Rick McGinnis/Metro Toronto
Address Royal Ontario Museum, 100 Queen’s Park
Lunch Monday to Saturday, 11:30 am - 2:30 p.m.
Brunch Sunday, 11:30 a.m. - 2:30 p.m.
Dinner Thursday to Saturday, 5 p.m. - 10:30 p.m.
Dinner for 2 w/tax & tip $90
**** (out of five)
There are few young chefs in this city, or any other, who’ve had the rare pleasure of opening a space such as C5, the fine dining restaurant on the top floor of Daniel Libeskind’s high profile addition to the Royal Ontario Museum. Even on a rainy day, the view looking over the University of Toronto and the Annex would be a rare treat, even if it weren’t framed by Libeskind’s dramatic windows, with their jagged angles pointing to the room’s high, angled ceiling.

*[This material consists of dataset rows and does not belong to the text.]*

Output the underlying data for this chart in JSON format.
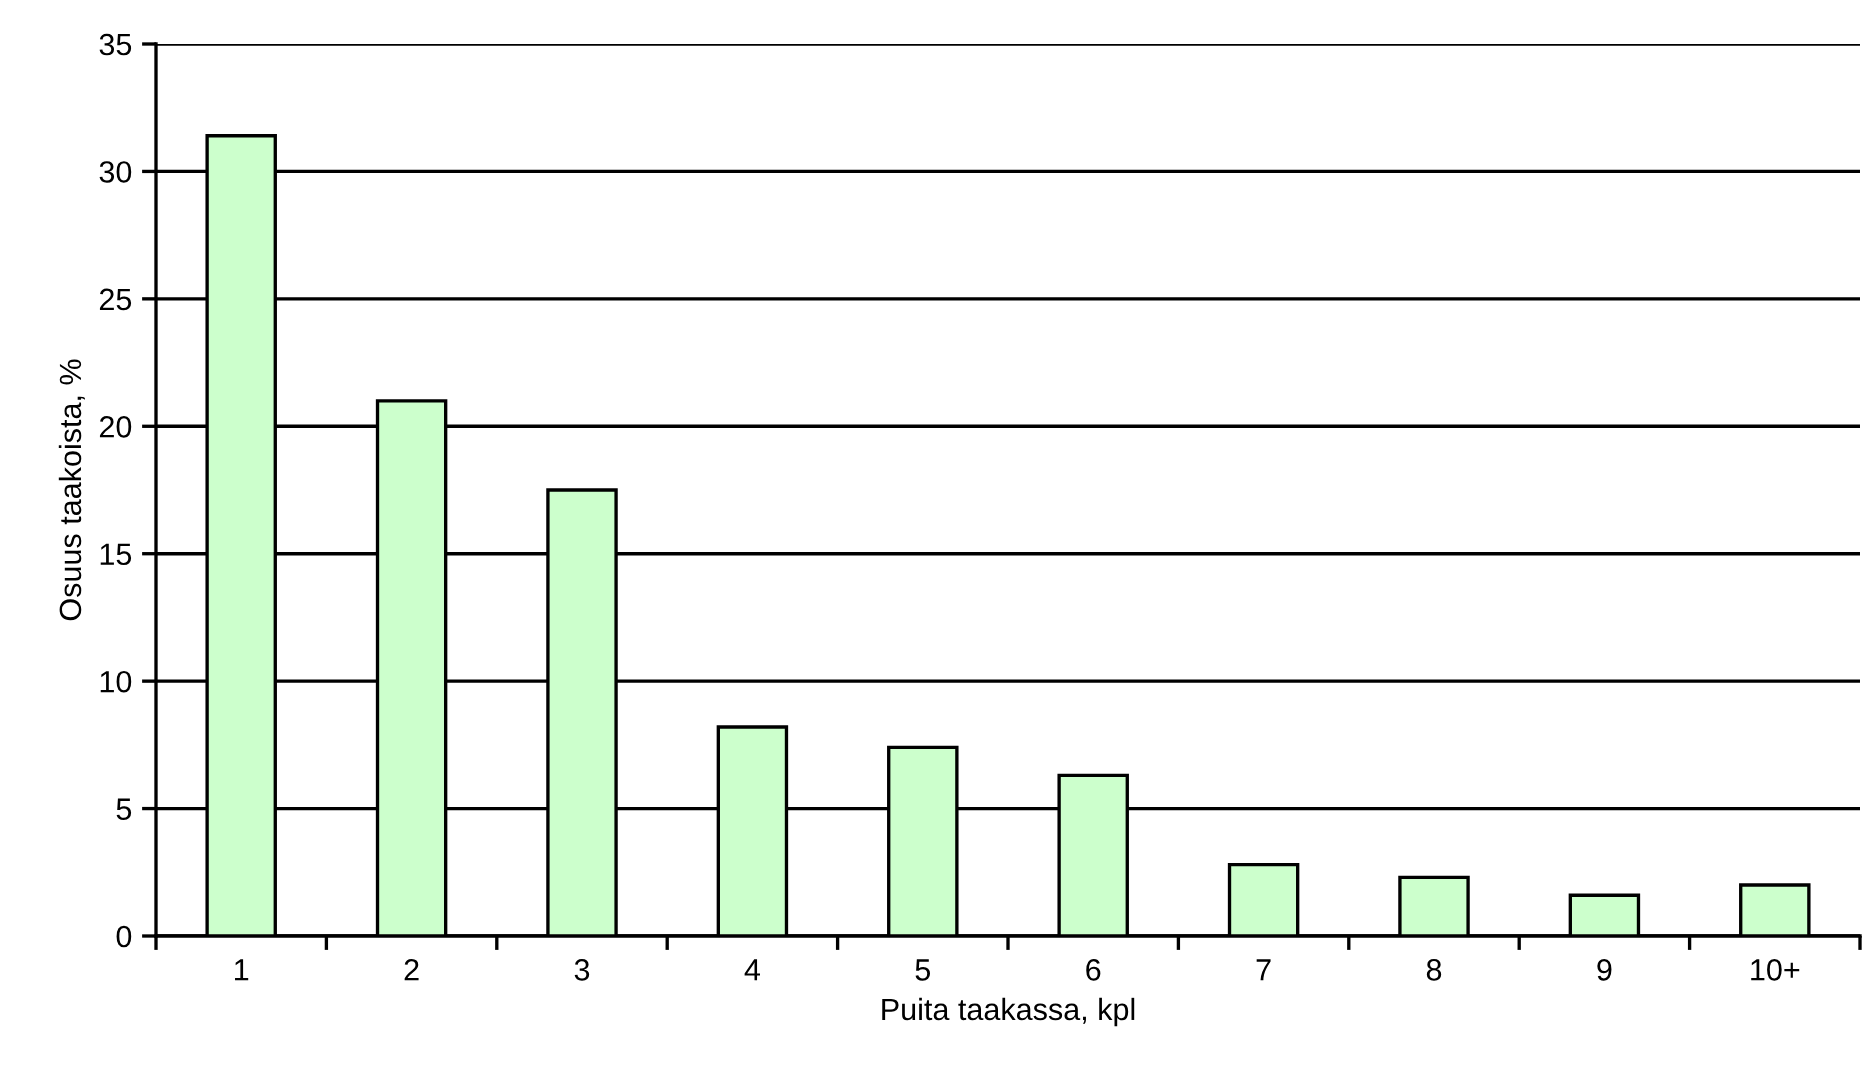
{
  "chart_data": {
    "type": "bar",
    "xlabel": "Puita taakassa, kpl",
    "ylabel": "Osuus taakoista, %",
    "categories": [
      "1",
      "2",
      "3",
      "4",
      "5",
      "6",
      "7",
      "8",
      "9",
      "10+"
    ],
    "values": [
      31.4,
      21.0,
      17.5,
      8.2,
      7.4,
      6.3,
      2.8,
      2.3,
      1.6,
      2.0
    ],
    "color": "#ccffcc",
    "ylim": [
      0,
      35
    ],
    "yticks": [
      0,
      5,
      10,
      15,
      20,
      25,
      30,
      35
    ],
    "grid": "y",
    "legend": false
  }
}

Ted Corrado knows he’s lucky — for a year he’s been preparing for the opening of C5, aware that he’d be under immediate scrutiny as the cook in charge of the kitchen, whose closest competition is none other than Jamie Kennedy across the street at the Gardiner Museum — the same chef who was chef at the ROM museum that used to occupy a space nearby in the museum wing that was torn down to make way for the Michael Lee Chin Crystal.
“I’ve had a chance to meet him,” Corrado says. “Great guy. I hope I have a chance to achieve what he has. He’s left such a mark and I’m a newcomer to the scene, and for the past year or so when I tell people that I’m going to be heading up the project at the ROM, they’re like ‘Oh, you’re going to work for Jamie?’ Everyone thinks he’s still here, which is a testament to what he’s accomplished in his career.”
The Toronto-born Corrado has worked his way through two kitchens associated with Lorenz0 Losetto — Rain, where Corrado succeeded Losetto, and most recently at George, where he worked with Losetto on lunch. Losetto is one of the city’s higher profile adepts at molecular gastronomy, the cutting edge mingling of cooking and science, and while touches of the very voguish cuisine show up here and there on Corrado’s menu — expect the odd foam — he says he’s trying to be judicious.
The experimentation is obvious, though, at a lunch where three separate dishes have been given a smoky flavour with the kitchen’s brand new smoker — one of the toys that Corrado admits he’s excited to be using.
The duck’s liver in a mousse has been smoked, as are the heirloom cherry tomatoes in a salad and the blueberries in a compote that comes with the dessert special — a rich, brownie-like flourless chocolate cake.
“I just like to play with different flavours,” says Corrado, “putting smoke into a salad without having to use bacon in a vinaigrette, and keep it vegetarian. Part of it is just being excited about being here and having all these toys, and trying to use as many of them as possible. We’ve got a sous vide, and I’ve got a thermo-mix — I don’t know if you’re familiar with it, it’s a blender that heats, so it cooks the food in it, rather than doing the traditional method. I try to focus on traditional techniques here, things I’ve worked on in previous restaurants, but I get to refine them, having all the toys.”
The playfulness is obvious, as are the flavours, and the skill. It’s an auspicious debut for both the restaurant and Corrado, a smart menu full of confident flavours. While drawing on the sort of Asian notes that obviously influence chefs like Kennedy across the street, you wouldn’t confuse their food, and with so much at stake — prime among which was the chance that his food would be overshadowed by the room, the hype and the view — Corrado has arrived very nicely.